Life: Retweeted

Paris Louvre: Sony a6000

Paris Louvre: Sony a6000

"Since 1895, we have watched the world as moving pictures on screen. The world we see has in turn been shaped and ordered by the way we see it, from film to television and today's digital networks. The difference is that whereas we had to go somewhere specific to watch a screen , the screens now go everywhere we do." (Nicholas Mirzoff)

 

I had never seen the Venus de Milo.  I'm still not sure that I really have.

To be honest, visiting an iconic museum like the Louvre during the summer tourist season was never going to work out as I had hoped.  But I was fascinated by our collective response to the art (and, maybe, to life) as it unfolded in front of me.

So there she was, Aphrodite of Milos, rather taller than I had imagined and attracting quite a crowd.  It seemed as though everyone in the room was a photographer, each keen to make their own two-dimensional, digital version of the statue.  Notwithstanding the limited opportunity to simply stand and stare, it seemed like the primary experience of the Venus was via a 3-inch screen. 

I'm not sure what Alexandros of Antioch would have made of such an appropriation of the work but wonder if, like me, he might have detected a sad wistfulness that the essence of his art had become so mediated.  

Film director and photographer, Wim Wenders recently asked for help in labelling this kind of behaviour, declaring that it wasn't really photography.  He says, "The trouble with iPhone pictures is that nobody sees them. Even the people who take them don't look at them anymore..."  

But this dynamic has roots extending long before the iPhone. Back in 1843, Ludwig Feuerbach wrote that our society "prefers the image to the thing, the copy to the original, the representation to the reality, appearance to being."  It seems we have a track record of separating ourselves from the lived, embodied sensation of our experiences.  Ironically, we now have evidence that snapshots impair our memory due to the effect of 'cognitively off-loading' the images we attempt to record. 

Personally, I notice that I find it difficult to make photographs of a place that I haven't visited for a while. It's as though there is too much going on for me to understand; I need to 'see my way in' to the light, the patterns and the human interactions before I can magic up a meaningful image.  I get nowhere if I just dive in.

Novelist and poet Russell Banks even claims that visually recording an experience effectively removes him from it:

“I used to carry a camera when I traveled, but almost never took pictures with it, and apologized when I returned home, until I realized that my reluctance to point and click was really a reluctance to line up and edit and frame whatever I was seeing or hearing or smelling.

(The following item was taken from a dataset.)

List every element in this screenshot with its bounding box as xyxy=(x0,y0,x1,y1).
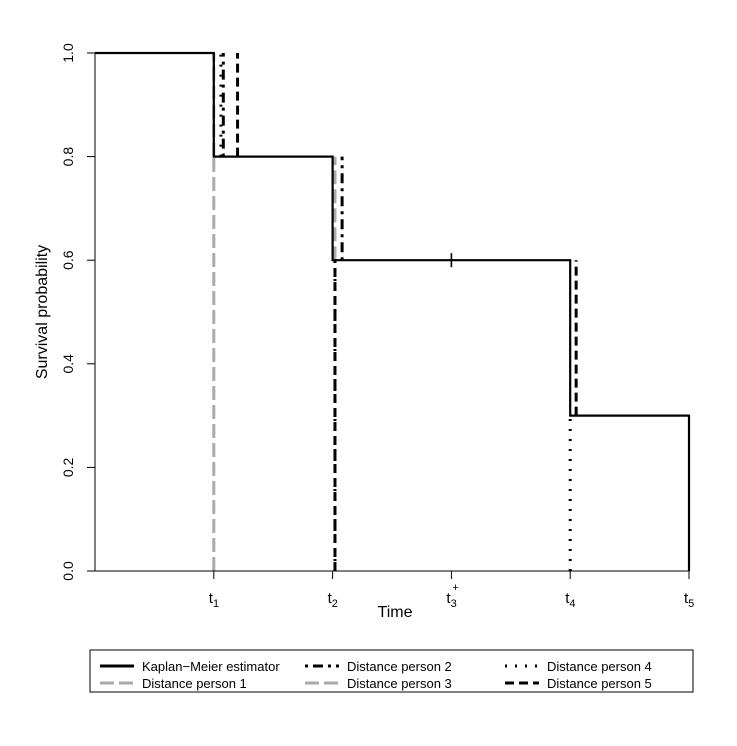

The fall of the morning sunlight against the glittering sea. The crinkled face of an old woman selling spices in the market. It was, I believe, an instinctive reluctance to remove myself from my experience, an experience that could only occur far from home and habit, where the rules as much as the landscape were unfamiliar. To photograph it was somehow to reduce and domesticate my experience and ultimately to kill it.”

Banks reaches his experiences through writing, such that they become 'imprinted' on his conscious memory.  It feels like a very active process.  I happen to think that good photography is a very active process too.

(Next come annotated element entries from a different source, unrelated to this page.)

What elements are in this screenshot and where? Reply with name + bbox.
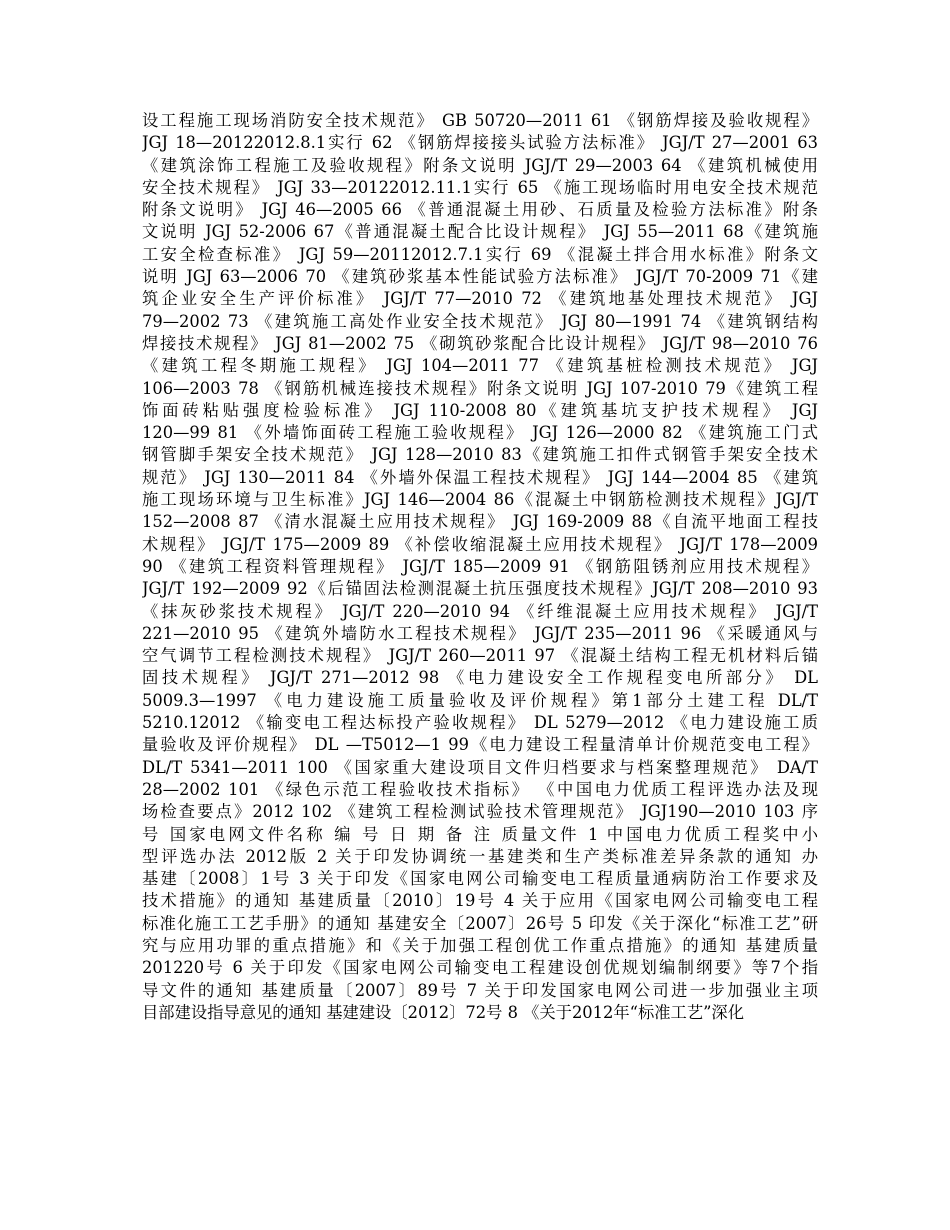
text-line: 79—2002 73 《建筑施工高处作业安全技术规范》 JGJ 80—1991 74 《建筑钢结构 <box>142 311 818 331</box>
text-line: 106—2003 78 《钢筋机械连接技术规程》附条文说明 JGJ 107-2010 79《建筑工程 <box>142 378 818 398</box>
text-line: 5009.3—1997 《电力建设施工质量验收及评价规程》第1部分土建工程 DL/T <box>142 690 818 710</box>
text-line: 空气调节工程检测技术规程》 JGJ/T 260—2011 97 《混凝土结构工程无机材料后锚 <box>142 646 818 666</box>
text-line: 201220号 6 关于印发《国家电网公司输变电工程建设创优规划编制纲要》等7个指 <box>142 958 818 978</box>
text-line: 5210.12012 《输变电工程达标投产验收规程》 DL 5279—2012 《电力建设施工质 <box>142 713 818 733</box>
text-line: JGJ/T 192—2009 92《后锚固法检测混凝土抗压强度技术规程》JGJ/T 208—2010 93 <box>142 579 818 599</box>
text-line: 工安全检查标准》 JGJ 59—20112012.7.1实行 69 《混凝土拌合用水标准》附条文 <box>142 244 818 264</box>
text-line: 焊接技术规程》 JGJ 81—2002 75 《砌筑砂浆配合比设计规程》 JGJ/T 98—2010 76 <box>142 333 818 353</box>
text-line: 附条文说明》 JGJ 46—2005 66 《普通混凝土用砂、石质量及检验方法标准》附条 <box>142 200 818 220</box>
text-line: 号 国家电网文件名称 编 号 日 期 备 注 质量文件 1 中国电力优质工程奖中小 <box>142 824 818 844</box>
text-line: 筑企业安全生产评价标准》 JGJ/T 77—2010 72 《建筑地基处理技术规范》 JGJ <box>142 289 818 309</box>
text-line: 标准化施工工艺手册》的通知 基建安全〔2007〕26号 5 印发《关于深化“标准工艺”研 <box>142 913 818 933</box>
text-line: 文说明 JGJ 52-2006 67《普通混凝土配合比设计规程》 JGJ 55—2011 68《建筑施 <box>142 222 818 242</box>
text-line: 221—2010 95 《建筑外墙防水工程技术规程》 JGJ/T 235—2011 96 《采暖通风与 <box>142 623 818 643</box>
text-line: 固技术规程》 JGJ/T 271—2012 98 《电力建设安全工作规程变电所部分》 DL <box>142 668 818 688</box>
text-line: 饰面砖粘贴强度检验标准》 JGJ 110-2008 80《建筑基坑支护技术规程》 JGJ <box>142 400 818 420</box>
text-line: 设工程施工现场消防安全技术规范》 GB 50720—2011 61 《钢筋焊接及验收规程》 <box>142 111 818 130</box>
text-line: 型评选办法 2012版 2 关于印发协调统一基建类和生产类标准差异条款的通知 办 <box>142 846 818 866</box>
text-line: 28—2002 101 《绿色示范工程验收技术指标》 《中国电力优质工程评选办法及现 <box>142 779 818 799</box>
text-line: 目部建设指导意见的通知 基建建设〔2012〕72号 8 《关于2012年“标准工艺”深化 <box>142 1002 744 1022</box>
text-line: 规范》 JGJ 130—2011 84 《外墙外保温工程技术规程》 JGJ 144—2004 85 《建筑 <box>142 467 818 487</box>
text-line: 120—99 81 《外墙饰面砖工程施工验收规程》 JGJ 126—2000 82 《建筑施工门式 <box>142 423 818 443</box>
text-line: JGJ 18—20122012.8.1实行 62 《钢筋焊接接头试验方法标准》 JGJ/T 27—2001 63 <box>142 133 818 153</box>
text-line: 场检查要点》2012 102 《建筑工程检测试验技术管理规范》 JGJ190—2010 103 序 <box>142 802 818 822</box>
text-line: 安全技术规程》 JGJ 33—20122012.11.1实行 65 《施工现场临时用电安全技术规范 <box>142 177 818 197</box>
document-body <box>142 110 818 1024</box>
text-line: 钢管脚手架安全技术规范》 JGJ 128—2010 83《建筑施工扣件式钢管手架安全技术 <box>142 445 818 465</box>
text-line: 说明 JGJ 63—2006 70 《建筑砂浆基本性能试验方法标准》 JGJ/T 70-2009 71《建 <box>142 267 818 287</box>
text-line: 90 《建筑工程资料管理规程》 JGJ/T 185—2009 91 《钢筋阻锈剂应用技术规程》 <box>142 556 818 576</box>
text-line: 量验收及评价规程》 DL —T5012—1 99《电力建设工程量清单计价规范变电工程》 <box>142 735 818 755</box>
text-line: 究与应用功罪的重点措施》和《关于加强工程创优工作重点措施》的通知 基建质量 <box>142 935 818 955</box>
text-line: 《建筑工程冬期施工规程》 JGJ 104—2011 77 《建筑基桩检测技术规范》 JGJ <box>142 356 818 376</box>
text-line: 152—2008 87 《清水混凝土应用技术规程》 JGJ 169-2009 88《自流平地面工程技 <box>142 512 818 532</box>
text-line: 技术措施》的通知 基建质量〔2010〕19号 4 关于应用《国家电网公司输变电工程 <box>142 891 818 911</box>
text-line: 导文件的通知 基建质量〔2007〕89号 7 关于印发国家电网公司进一步加强业主项 <box>142 980 818 1000</box>
text-line: 《建筑涂饰工程施工及验收规程》附条文说明 JGJ/T 29—2003 64 《建筑机械使用 <box>142 155 818 175</box>
text-line: 施工现场环境与卫生标准》JGJ 146—2004 86《混凝土中钢筋检测技术规程》JGJ/T <box>142 490 818 510</box>
text-line: 《抹灰砂浆技术规程》 JGJ/T 220—2010 94 《纤维混凝土应用技术规程》 JGJ/T <box>142 601 818 621</box>
text-line: 术规程》 JGJ/T 175—2009 89 《补偿收缩混凝土应用技术规程》 JGJ/T 178—2009 <box>142 534 818 554</box>
text-line: 基建〔2008〕1号 3 关于印发《国家电网公司输变电工程质量通病防治工作要求及 <box>142 869 818 889</box>
text-line: DL/T 5341—2011 100 《国家重大建设项目文件归档要求与档案整理规范》 DA/T <box>142 757 818 777</box>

And so here's the thing...

I don't believe we serve ourselves well if we run through life just 'snapping and retweeting' our experiences.

And, broadening the context for a moment, as a privileged Western consumer, if I don't pay any attention to where my wealth, advantage, food and clothes come from, I can rest easy.

The world deserves more than that.

We seem to be 'snapping and retweeting' a modern way of living which is founded on an uncritical, alienated and easy consumption.  When we take time, pay close attention, immerse ourselves in our experience, deeply engage with the world before us, we 'see differently' and make our own judgements and decisions.  It's a slow, deliberate process and invites the kind of criticality that can have a positive impact on our ecological, social and economic systems.

The Venus de Milo is worthy of more attention than just a snapshot.

So are we.

 

Notes:

Fast Company thinks we should stop complaining about smartphones at museums.

You can find Russell Banks quoted in the 'evidence' article which I've linked to in the blog or watch him in this PBS interview.

I'm fascinated by Wim Wenders' work. Sadly it looks like his latest 'Polaroids' book is unavailable but here is a link to his mesmerising 'Places, strange and quiet'.

My Feuerbach quote is from Susan Sontag's 'On Photography'. Poor scholarliness, I know and I should really check back to 'The Essence of Christianity'.  (One day...)

The Nicholas Mirzoff quote at the head of the article is from 'How to See the World'.  (I have read that one....)

Finally, my sense of 'retweeting' is greatly informed by Timothy Mortons use of the word in his profound 'Being Ecological'.